Norbert trató de sonreír. Los que jugaban a las cartas en la mesa alzaron brevemente la vista, y siguieron jugando. Las cortinas rojas de la ventana del patio estaban descorridas, como para que entrase una brisa. En algún sitio, allá arriba, una voz estalló, furiosa:
—¡Hijo de puta! ¡Si te agarro…!
—Hola —dijo Norbert—. ¿Está Flo?
—¿Flo? —dijo el viejo—. No, señor, no está.
Norbert sintió un vacío en el estómago.
—¿No está? Entonces… ¿a dónde fue?
El viejo hizo un vago ademán.
—Se fue a casa, supongo. —Se levantó lentamente—. Nos trajo a una chica del campo esta mañana.
Puso una mano casualmente entre los omoplatos de Norbert y lo empujó hacia la puerta de uno de los dormitorios.
—Bueno, no sé —dijo Norbert, tratando de volverse.
—Vamos —le dijo el viejo en el oído—. Te hará cualquier cosa. Espera un instante.
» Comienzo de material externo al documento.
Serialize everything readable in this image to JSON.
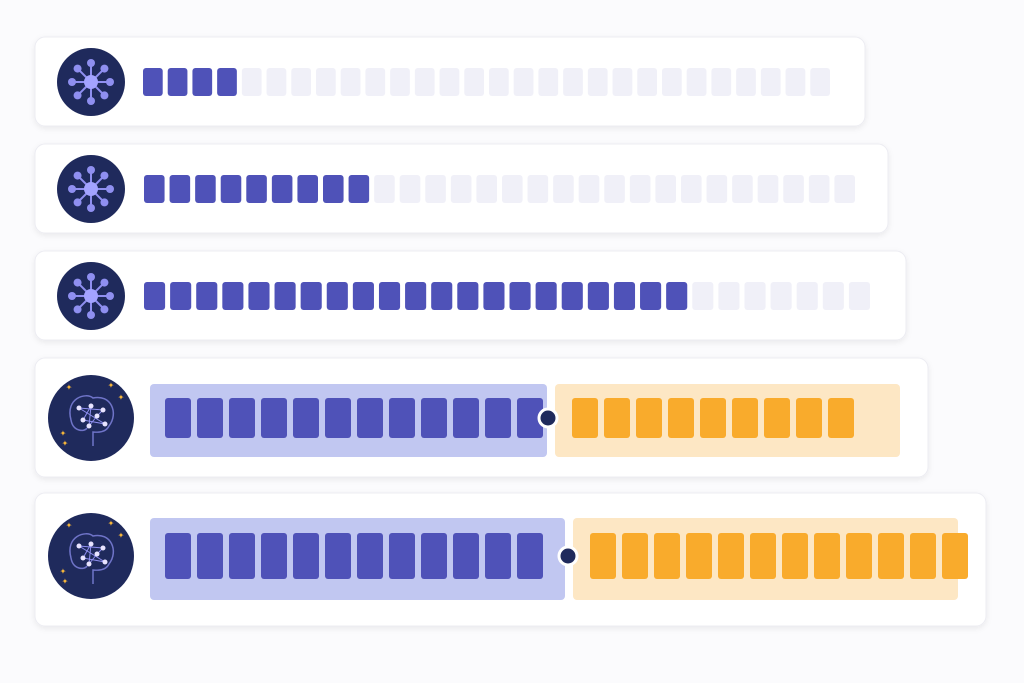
{
  "rows": [
    {
      "icon": "network",
      "filled": 4,
      "empty": 24
    },
    {
      "icon": "network",
      "filled": 9,
      "empty": 19
    },
    {
      "icon": "network",
      "filled": 21,
      "empty": 7
    },
    {
      "icon": "brain",
      "blue": 12,
      "orange": 9
    },
    {
      "icon": "brain",
      "blue": 12,
      "orange": 12
    }
  ]
}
Estaban delante de la puerta, tan cerca uno del otro que Norbert olía la sucia ropa interior del viejo. Unos nudillos hinchados golpearon la puerta.
—¿Betty Lou?
Pasó un momento, y la puerta se empezó a abrir. Había allí una mujer esperando, monstruosa, con un vestido floreado. El corazón de Norbert dio un salto. La mujer tenía piel olivácea y un aspecto casi latino; las arrugas de su cara eran tan oscuras que parecían tiznadas. Lo miró fijamente por debajo de pestañas como orugas negras; tenía ojos cansados, malignos y compasivos. Tomó a Norbert de la mano. El viejo dijo algo que Norbert no entendió. Luego la puerta se cerró a sus espaldas, y quedaron solos.